Film: United by Water
July 12, 7 p.m. Patagonia Seattle 2100 1st Ave, Seattle
RSVP BEFORE and receive a free raffle ticket at the door.
- Orcas depend on Columbia River salmon for survival.
- Seattle is powered partly by Columbia River dams.
- The Trump and Trudeau Administrations are excluding tribes, First Nations from treaty negotiations about the future of the Columbia River.
- This film is timely, and we encourage you to attend and meet with tribal leaders. Indigenous people need our help.
“The River is sacred. People will put aside their differences when it comes to the River and bringing back the salmon.”
– the late Virgil Seymour (1958 – 2016) Arrow Lakes (Sinixt) Facilitator for The Confederated Tribes of the Colville Reservation
Upper Columbia United Tribes (UCUT) presents this documentary about canoe journeys on the Upper Columbia River, using dugout canoes from 800-hundred-year-old cedar logs, and the emotional historic landing at Kettle Falls, among the world’s richest salmon-fishing sites flooded when Grand Coulee Dam was constructed.
DR Michel and John Sirois of UCUT will talk about work of tribes (US) and First Nations (Canada), including the need for Columbia River tribes to be at the negotiation table as the U.S. Dept of State re-negotiates with Canada the Columbia River Treaty. Negotiations began May 29 in Washington DC. We’ll have postcards to write/send to our Congressional representatives, asking them to hold accountable the State Department to give tribes a place at the table, and give a voice to the River and salmon. We hope to see you there.

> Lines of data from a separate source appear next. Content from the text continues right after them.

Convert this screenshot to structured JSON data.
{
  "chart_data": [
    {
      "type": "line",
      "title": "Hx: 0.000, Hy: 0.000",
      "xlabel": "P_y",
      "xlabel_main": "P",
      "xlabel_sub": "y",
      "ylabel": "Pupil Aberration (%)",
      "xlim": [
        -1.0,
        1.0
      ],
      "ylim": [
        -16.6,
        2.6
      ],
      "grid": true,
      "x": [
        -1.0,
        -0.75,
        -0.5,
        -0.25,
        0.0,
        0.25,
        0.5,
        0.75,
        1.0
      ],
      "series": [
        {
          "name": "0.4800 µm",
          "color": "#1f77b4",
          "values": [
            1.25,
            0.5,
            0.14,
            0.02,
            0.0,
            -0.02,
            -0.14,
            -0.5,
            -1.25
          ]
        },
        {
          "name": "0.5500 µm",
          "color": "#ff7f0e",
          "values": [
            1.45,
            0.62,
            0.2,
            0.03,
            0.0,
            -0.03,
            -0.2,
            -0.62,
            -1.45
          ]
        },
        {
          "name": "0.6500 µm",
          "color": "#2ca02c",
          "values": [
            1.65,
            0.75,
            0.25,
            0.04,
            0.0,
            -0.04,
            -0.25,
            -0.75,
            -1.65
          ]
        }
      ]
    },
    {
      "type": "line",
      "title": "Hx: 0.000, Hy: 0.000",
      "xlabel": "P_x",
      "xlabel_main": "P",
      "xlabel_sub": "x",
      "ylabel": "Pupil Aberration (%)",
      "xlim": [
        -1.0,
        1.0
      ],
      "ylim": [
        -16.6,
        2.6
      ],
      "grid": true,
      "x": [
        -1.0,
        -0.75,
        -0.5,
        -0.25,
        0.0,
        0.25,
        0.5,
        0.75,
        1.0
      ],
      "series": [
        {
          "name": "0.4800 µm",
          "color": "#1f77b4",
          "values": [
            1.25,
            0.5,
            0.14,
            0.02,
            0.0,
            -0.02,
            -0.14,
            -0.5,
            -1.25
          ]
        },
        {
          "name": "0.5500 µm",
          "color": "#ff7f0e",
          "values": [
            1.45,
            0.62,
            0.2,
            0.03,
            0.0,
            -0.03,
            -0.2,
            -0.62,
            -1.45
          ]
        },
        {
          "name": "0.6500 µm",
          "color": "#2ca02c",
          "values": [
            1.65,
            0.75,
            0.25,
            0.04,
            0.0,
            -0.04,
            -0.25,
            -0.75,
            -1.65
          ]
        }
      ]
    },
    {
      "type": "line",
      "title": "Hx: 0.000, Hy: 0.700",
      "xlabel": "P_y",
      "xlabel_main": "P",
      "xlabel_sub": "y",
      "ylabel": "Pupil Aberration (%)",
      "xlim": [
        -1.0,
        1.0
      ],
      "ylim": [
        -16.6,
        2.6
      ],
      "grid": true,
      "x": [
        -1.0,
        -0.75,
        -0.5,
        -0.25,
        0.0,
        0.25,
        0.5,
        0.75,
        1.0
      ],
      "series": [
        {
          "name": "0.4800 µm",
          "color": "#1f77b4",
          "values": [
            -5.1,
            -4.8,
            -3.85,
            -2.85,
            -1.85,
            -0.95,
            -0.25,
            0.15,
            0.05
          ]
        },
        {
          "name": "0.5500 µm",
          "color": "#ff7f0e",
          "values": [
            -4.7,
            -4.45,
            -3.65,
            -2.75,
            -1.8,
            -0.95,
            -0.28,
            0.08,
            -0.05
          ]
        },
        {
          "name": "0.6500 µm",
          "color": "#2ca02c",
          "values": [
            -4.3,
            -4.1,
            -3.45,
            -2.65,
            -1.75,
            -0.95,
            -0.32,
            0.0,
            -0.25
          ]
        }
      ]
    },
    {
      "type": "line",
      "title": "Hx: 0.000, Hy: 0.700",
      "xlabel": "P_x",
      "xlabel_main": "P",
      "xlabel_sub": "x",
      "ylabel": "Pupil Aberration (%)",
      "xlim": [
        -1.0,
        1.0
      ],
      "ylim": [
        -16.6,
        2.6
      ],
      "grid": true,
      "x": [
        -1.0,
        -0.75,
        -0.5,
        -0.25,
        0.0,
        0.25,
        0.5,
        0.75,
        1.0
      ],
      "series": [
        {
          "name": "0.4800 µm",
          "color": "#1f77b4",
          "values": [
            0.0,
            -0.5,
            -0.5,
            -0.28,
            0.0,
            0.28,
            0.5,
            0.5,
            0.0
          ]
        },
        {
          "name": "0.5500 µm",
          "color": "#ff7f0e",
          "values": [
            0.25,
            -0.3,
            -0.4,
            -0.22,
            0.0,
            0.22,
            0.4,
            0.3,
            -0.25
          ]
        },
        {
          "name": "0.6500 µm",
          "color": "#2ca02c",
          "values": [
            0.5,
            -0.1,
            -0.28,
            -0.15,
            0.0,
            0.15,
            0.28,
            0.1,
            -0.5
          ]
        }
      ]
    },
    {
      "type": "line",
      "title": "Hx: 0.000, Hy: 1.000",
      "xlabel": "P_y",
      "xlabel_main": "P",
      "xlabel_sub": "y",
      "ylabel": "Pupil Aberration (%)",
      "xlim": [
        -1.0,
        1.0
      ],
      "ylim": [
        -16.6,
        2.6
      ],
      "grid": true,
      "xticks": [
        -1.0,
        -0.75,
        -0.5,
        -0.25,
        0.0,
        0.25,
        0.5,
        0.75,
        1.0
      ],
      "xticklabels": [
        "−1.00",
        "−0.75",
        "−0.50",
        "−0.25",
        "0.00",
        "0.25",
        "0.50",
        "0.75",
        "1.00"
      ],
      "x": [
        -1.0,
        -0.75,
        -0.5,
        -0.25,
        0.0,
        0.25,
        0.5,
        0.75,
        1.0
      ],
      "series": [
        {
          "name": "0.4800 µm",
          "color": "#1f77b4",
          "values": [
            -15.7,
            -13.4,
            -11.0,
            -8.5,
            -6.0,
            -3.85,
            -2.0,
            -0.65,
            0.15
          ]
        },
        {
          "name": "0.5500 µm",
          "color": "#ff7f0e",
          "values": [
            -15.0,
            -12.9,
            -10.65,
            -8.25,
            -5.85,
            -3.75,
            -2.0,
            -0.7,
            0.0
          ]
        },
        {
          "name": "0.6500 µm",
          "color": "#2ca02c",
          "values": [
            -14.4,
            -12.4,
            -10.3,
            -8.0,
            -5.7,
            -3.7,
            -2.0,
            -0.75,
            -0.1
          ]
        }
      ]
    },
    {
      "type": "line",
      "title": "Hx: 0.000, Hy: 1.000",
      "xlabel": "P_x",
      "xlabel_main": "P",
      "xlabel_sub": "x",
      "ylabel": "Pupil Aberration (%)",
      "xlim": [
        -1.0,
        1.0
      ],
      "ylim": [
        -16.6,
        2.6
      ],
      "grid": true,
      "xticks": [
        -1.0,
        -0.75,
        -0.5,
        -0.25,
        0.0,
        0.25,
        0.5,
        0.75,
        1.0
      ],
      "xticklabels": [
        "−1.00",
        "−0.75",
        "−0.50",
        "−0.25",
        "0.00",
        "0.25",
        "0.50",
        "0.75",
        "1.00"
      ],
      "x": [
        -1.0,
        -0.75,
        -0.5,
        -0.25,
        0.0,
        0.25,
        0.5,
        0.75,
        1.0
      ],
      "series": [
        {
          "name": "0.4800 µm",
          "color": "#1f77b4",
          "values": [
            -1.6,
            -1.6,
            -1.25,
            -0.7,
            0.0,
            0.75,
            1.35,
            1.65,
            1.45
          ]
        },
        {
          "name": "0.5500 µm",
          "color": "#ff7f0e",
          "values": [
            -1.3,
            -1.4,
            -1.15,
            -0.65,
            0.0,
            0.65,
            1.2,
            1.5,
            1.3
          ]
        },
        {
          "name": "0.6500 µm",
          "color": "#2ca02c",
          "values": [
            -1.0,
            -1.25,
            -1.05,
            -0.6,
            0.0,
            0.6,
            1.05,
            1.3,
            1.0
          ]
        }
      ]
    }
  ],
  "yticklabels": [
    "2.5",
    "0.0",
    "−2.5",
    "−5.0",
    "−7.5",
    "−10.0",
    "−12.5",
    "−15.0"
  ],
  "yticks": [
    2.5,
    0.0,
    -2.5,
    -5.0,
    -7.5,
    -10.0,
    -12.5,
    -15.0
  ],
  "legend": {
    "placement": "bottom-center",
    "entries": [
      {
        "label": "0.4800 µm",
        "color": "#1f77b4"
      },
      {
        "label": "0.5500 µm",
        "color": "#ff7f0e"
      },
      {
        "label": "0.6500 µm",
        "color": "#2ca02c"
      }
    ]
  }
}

More about “United by Water”
76 years after the Ceremony of Tears, and the last salmon at Kettle Falls – United by Water reaches back, reconnecting with time immemorial to help us unite together for the River and for salmon.
On June 14, 1940, thousands of Native Americans from throughout the Northwest gathered at Kettle Falls – thunderous waterfalls and one of the world’s richest salmon fishing sites – for a three-day “Ceremony of Tears” to mourn the loss of their ancestral fishing grounds, soon to be flooded by Grand Coulee Dam on the Columbia River. “United by Water” documents the journey of five tribal communities to Kettle Falls, the fishing site of their ancestors, in the growing struggle to return salmon to the Upper Columbia and reclaim the lives and future for indigenous people.
The film, produced by the Upper Columbia United Tribes, headquartered in Spokane, shows breathtaking archival footage of the last salmon ceremony on the Columbia prior to the construction of the Grand Coulee Dam. It then documents the inspiring 2016 journey on the river – the building of the dugout canoes, the physical and spiritual journey on the Columbia River, and finally the emotional historic landing at Kettle Falls.
United by Water will show at Patagonia Seattle on July 12, 7 p.m.
Representatives from the Upper Columbia United Tribes who appear in the film, D.R. Michel and John Sirois, will speak after the screening about their work, the renegotiation of the Columbia River Treaty, the impact of the dams on salmon, and the annual canoe journeys on the River, utilizing dug out canoes.
The award-winning documentary highlights the need to recognize the importance of reconnecting to the Columbia River and restoring salmon runs. Not only does the film bring attention to the historic wrongs that blocked salmon from the Upper Columbia River, but it shares the current efforts by UCUT and other tribes (US) and First Nations (Canada) to bring forward tribal traditions to help better understand what is lacking in our contemporary society. We need to forge a deeper connection to the waters that bring life to our communities.
The film comes at a critical time as the US government has begun renegotiating the Columbia River Treaty and indigenous nations are advocating to the U.S. State Department their rightful place at the negotiation table to give voice to the Columbia River, salmon, and people of the river.
Partners of this film screening include the Upper Columbia United Tribes, Center for Environmental Law and Policy, Sierra Club’s Columbia River Future Project, Save Our Wild Salmon, Columbia Institute for Water Policy, and the Backbone Campaign. Admission is by donation to the Backbone Campaign, with no one turned away for lack of funds. Proceeds will help go to support the Tribes’ River Warriors project.